I have seen Everyone is Beautiful by Katherine Center reviewed on many blogs, and I’ve yet to see a bad review. In fact, most of the bloggers said they absolutely loved it. I am always a little hesitant to read a book that is getting so many positive reviews, because it has been put on a little book pedestal and I’ll be horribly disappointed if I don’t think it’s as wonderful as everyone else did. But then I was lucky enough to win an ARC from S. Krishna’s Books, and then 5 Minutes for Books announced a joint online bookclub discussion on June 2nd, so I knew I had to read it soon.
I am so very happy to say that Everyone is Beautiful is still on its little book pedestal. I devoured this book. In fact, I enjoyed it so much that I’m a little tongue-tied (or shoud I say finger-tied since I’m typing?) when it comes to writing a review. Reading this book reminded me of a particularly delightful reading experience last summer, Belong to Me by Marisa de los Santos. Both authors have a particularly deft way with words, especially when it comes to writing characters.
You probably need a bit of background to understand why this book hit home so hard for me. In November of 2001, on week before Thanksgiving, I gave birth to our fourth child, Josiah. Our oldest, Natalie, was one month shy of 5 years old. So I had a 4 year old daughter, a 3 year old son, a 2 year old son, and a newborn son. The period of time between September 1999, when I had our third child 15 months after our second (and had three in diapers) until our youngest was potty-trained is pretty much a blur of sleepless nights, colds and ear infections and stomach flus, diaper changes and potty-training, doctor’s visits and sippy cups and matchbox cars and fingerprint-smudged walls and diaper bags and…and….and. All of you mothers know exactly what I’m talking about.
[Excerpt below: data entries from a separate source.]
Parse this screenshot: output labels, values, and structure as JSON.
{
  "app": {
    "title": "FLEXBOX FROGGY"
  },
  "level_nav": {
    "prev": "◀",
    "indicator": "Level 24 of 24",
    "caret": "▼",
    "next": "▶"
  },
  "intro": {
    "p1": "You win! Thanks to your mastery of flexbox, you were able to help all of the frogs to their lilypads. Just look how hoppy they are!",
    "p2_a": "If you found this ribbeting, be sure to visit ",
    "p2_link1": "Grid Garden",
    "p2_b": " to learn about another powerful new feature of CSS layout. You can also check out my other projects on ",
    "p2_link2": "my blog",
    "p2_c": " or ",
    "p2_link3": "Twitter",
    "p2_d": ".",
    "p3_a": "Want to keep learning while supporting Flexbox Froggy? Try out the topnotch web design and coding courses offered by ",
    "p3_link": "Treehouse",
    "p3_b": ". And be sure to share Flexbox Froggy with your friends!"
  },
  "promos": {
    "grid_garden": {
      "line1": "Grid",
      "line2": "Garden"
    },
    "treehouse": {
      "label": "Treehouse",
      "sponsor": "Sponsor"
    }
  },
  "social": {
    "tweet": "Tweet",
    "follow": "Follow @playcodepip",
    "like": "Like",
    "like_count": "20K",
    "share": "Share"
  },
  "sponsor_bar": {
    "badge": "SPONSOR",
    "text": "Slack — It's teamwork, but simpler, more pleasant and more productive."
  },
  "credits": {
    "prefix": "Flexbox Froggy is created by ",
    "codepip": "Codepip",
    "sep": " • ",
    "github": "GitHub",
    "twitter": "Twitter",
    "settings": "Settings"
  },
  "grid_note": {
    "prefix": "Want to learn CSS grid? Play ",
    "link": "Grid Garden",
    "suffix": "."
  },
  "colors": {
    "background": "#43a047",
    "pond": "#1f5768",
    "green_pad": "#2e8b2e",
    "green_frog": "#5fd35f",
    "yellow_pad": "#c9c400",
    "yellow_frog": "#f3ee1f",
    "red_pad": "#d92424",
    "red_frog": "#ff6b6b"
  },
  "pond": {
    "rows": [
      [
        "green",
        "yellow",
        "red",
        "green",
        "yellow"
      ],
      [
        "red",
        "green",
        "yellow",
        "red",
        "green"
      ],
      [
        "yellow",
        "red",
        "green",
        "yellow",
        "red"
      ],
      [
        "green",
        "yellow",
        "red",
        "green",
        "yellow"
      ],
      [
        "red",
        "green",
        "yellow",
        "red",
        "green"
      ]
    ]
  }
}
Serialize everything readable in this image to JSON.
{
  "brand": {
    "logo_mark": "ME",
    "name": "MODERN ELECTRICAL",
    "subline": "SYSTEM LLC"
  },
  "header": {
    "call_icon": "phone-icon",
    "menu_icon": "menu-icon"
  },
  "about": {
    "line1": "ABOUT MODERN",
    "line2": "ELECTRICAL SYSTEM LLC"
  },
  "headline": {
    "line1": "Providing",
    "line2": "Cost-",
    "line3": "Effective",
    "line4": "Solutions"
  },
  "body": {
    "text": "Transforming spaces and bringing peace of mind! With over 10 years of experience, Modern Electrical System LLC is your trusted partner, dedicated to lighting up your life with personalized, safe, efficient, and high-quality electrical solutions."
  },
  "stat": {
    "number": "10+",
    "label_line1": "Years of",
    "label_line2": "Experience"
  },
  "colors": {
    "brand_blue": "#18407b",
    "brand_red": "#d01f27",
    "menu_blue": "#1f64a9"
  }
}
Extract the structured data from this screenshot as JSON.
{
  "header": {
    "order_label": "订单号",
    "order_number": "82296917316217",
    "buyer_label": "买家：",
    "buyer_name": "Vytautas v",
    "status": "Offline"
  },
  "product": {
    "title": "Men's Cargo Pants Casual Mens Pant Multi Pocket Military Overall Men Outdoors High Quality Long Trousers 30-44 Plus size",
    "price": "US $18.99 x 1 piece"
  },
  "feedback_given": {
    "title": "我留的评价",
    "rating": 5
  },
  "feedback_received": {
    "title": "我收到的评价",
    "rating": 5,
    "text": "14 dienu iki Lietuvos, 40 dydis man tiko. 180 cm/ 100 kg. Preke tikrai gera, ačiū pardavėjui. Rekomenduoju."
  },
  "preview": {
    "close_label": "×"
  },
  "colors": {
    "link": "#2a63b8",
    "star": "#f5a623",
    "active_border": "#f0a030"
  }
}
Katherine Center has perfectly captured those days of early motherhood. I can remember having the exact thoughts and feelings that Lanie experiences. She is a young mother of three boys, ages 4 and under. She has just moved from Houston, Texas to Cambridge, Massachusetts so that her husband can work toward an advance degree in musical composition. She has left behind in Houston everything that is familiar and safe, including her parents. Her husband, Peter, is consumed with his studies and his music students, and Lanie feels more alone than she ever has in her life. Only she’s not alone; she’s never alone. She’s constantly swarming with three little boys whose needs are constant and demands are immediate.
Lanie decides that it is time to make a change and to try to find the woman that she used to be – if she even exists anymore. The only question is, can she carve out something for herself without hurting her children or her marriage?
There is so much to this book – it is hilariously funny, but not fluffy. It has wonderful female characters that are experiencing loss and grief and changes, and yet are facing them with strength and dignity. I loved Amanda and Nora and Lanie, and I was rooting for each one of them. And it also has an underlying theme of beauty. What is beauty? Is beauty the same as perfection? Can we still be beautiful, strong, vibrant women even after we’ve had one, two, three, four, or more children, changed thousands of diapers, gained weight, lost youth, watched body parts give in to gravity?
I will leave you with the definition of 5 stars in my personal book rating scale: It was brilliant and you should read it immediately – in fact, everyone should.